Repeal of the federal prohibition is doubtful before the 2014 election at the earliest. However, the department announcement concedes it lacks the resources to address marijuana activity with or without the assistance of “state and local authorities.” The department also understands that, “The Constitution simply does not give Congress the authority to require the states” to provide that assistance.
Massachusetts began a serious conversation with 2008’s ballot question that decriminalized an ounce or less. The conversation continued with 2012’s ballot question allowing for the medicinal use of marijuana and continues over implementation of that law.

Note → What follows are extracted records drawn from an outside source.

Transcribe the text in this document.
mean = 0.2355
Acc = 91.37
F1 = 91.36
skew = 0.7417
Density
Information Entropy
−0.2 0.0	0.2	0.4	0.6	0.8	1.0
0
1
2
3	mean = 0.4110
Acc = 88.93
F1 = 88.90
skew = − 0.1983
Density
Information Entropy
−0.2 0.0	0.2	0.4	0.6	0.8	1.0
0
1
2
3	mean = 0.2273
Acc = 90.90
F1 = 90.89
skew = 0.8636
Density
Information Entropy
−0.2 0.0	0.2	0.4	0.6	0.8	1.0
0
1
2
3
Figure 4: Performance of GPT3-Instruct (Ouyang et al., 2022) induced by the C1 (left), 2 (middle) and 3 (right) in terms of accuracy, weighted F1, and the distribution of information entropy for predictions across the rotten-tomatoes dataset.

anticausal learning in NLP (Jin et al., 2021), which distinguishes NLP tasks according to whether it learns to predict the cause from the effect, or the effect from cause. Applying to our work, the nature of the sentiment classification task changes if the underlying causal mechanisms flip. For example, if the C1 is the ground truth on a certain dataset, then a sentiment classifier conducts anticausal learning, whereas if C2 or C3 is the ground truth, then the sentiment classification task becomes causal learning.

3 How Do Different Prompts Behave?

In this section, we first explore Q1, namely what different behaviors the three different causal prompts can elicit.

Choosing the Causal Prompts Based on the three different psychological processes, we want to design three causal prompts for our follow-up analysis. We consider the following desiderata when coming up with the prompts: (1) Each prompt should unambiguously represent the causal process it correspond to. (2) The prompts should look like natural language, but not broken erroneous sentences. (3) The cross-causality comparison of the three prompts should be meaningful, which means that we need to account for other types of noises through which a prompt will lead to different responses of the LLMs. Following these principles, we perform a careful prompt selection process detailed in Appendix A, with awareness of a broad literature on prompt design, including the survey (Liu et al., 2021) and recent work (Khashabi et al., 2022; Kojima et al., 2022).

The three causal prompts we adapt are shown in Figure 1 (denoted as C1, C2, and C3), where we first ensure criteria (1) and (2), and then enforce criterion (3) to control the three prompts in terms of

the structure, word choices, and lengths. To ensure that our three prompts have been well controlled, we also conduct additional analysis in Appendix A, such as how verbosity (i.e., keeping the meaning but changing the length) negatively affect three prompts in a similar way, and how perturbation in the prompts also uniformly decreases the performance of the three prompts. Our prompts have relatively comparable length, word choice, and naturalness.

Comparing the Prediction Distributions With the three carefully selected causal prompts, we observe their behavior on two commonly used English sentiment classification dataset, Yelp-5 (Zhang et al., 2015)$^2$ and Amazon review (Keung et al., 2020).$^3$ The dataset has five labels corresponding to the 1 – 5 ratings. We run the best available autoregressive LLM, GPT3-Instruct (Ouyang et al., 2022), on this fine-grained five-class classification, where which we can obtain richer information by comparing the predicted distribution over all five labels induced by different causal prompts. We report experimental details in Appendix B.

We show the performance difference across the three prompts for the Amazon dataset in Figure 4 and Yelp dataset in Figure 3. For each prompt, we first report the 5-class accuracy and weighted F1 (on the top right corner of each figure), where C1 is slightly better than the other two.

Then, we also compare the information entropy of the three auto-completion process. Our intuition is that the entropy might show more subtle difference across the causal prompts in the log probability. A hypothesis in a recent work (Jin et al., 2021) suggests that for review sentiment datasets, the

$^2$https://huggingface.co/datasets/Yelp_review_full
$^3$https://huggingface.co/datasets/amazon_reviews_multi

Soon it will turn to repealing the prohibition on adult cultivation of cannabis and commerce in marijuana. If the Legislature fails to act before May 2016, the conversation will culminate Election Day 2016 with Bay State voters replacing prohibition with a law that treats the adult cultivation and commerce in marijuana like the herb/agricultural commodity it is and focuses our energies and resources on punishing those who provide marijuana to children.
When we look back on marijuana prohibition in 2017, we will recognize opponents of ending the failed and profligate prohibition created a tempest in a teapot.